Catherine Karnow

Freelance Photographer

Catherine Karnow

Catherine Karnow

Born and raised in Hong Kong, the daughter of an American journalist, San Francisco-based photographer Catherine Karnow studied photography in high school and graduated from Brown University with honors degrees in Comparative Literature and Semiotics. After a brief career as a filmmaker—her film “Brooklyn Bridge” premiered at the Berlin Film Festival in 1984—she turned her attention to photography full time in 1986.

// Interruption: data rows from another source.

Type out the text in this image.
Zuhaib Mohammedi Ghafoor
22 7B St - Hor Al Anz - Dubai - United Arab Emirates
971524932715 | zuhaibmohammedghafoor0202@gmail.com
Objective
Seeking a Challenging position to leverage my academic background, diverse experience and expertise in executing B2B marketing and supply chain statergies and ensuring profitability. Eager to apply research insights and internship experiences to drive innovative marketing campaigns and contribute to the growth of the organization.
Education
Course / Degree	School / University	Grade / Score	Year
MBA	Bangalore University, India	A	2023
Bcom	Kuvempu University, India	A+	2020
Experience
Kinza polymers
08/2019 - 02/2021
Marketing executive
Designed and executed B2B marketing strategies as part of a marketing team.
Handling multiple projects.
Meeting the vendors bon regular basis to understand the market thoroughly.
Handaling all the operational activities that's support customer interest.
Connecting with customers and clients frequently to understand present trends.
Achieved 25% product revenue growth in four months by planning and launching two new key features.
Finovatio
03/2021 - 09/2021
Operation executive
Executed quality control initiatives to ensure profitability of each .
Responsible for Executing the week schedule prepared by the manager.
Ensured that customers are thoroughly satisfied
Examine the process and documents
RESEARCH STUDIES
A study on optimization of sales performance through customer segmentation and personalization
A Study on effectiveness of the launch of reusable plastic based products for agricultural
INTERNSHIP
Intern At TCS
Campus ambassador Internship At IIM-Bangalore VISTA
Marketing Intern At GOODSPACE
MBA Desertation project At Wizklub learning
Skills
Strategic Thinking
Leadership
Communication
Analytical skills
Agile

Catherine has covered Australian Aborigines; Bombay film stars; victims of Agent Orange in Vietnam; Russian “Old Believers” in Alaska; Greenwich, Connecticut high society; and an Albanian farm family. She gained unprecedented access to Prince Charles for her 2006 National Geographic feature, “Not Your Typical Radical.” In 1994, she was the only non-Vietnamese photojournalist to accompany General Giap on his historic first return to the forest encampment in the northern Vietnam highlands from which he plotted the battle of Dien Bien Phu. She has photographed extensively in Vietnam since 1990; her story on Amerasians appeared in the June 2009 issue of Smithsonian.

Catherine’s work appears in National Geographic, National Geographic Traveler, Smithsonian, French & German GEO and other international publications. She has also participated in several Day in the Life series, Passage to Vietnam, and Women in the Material World.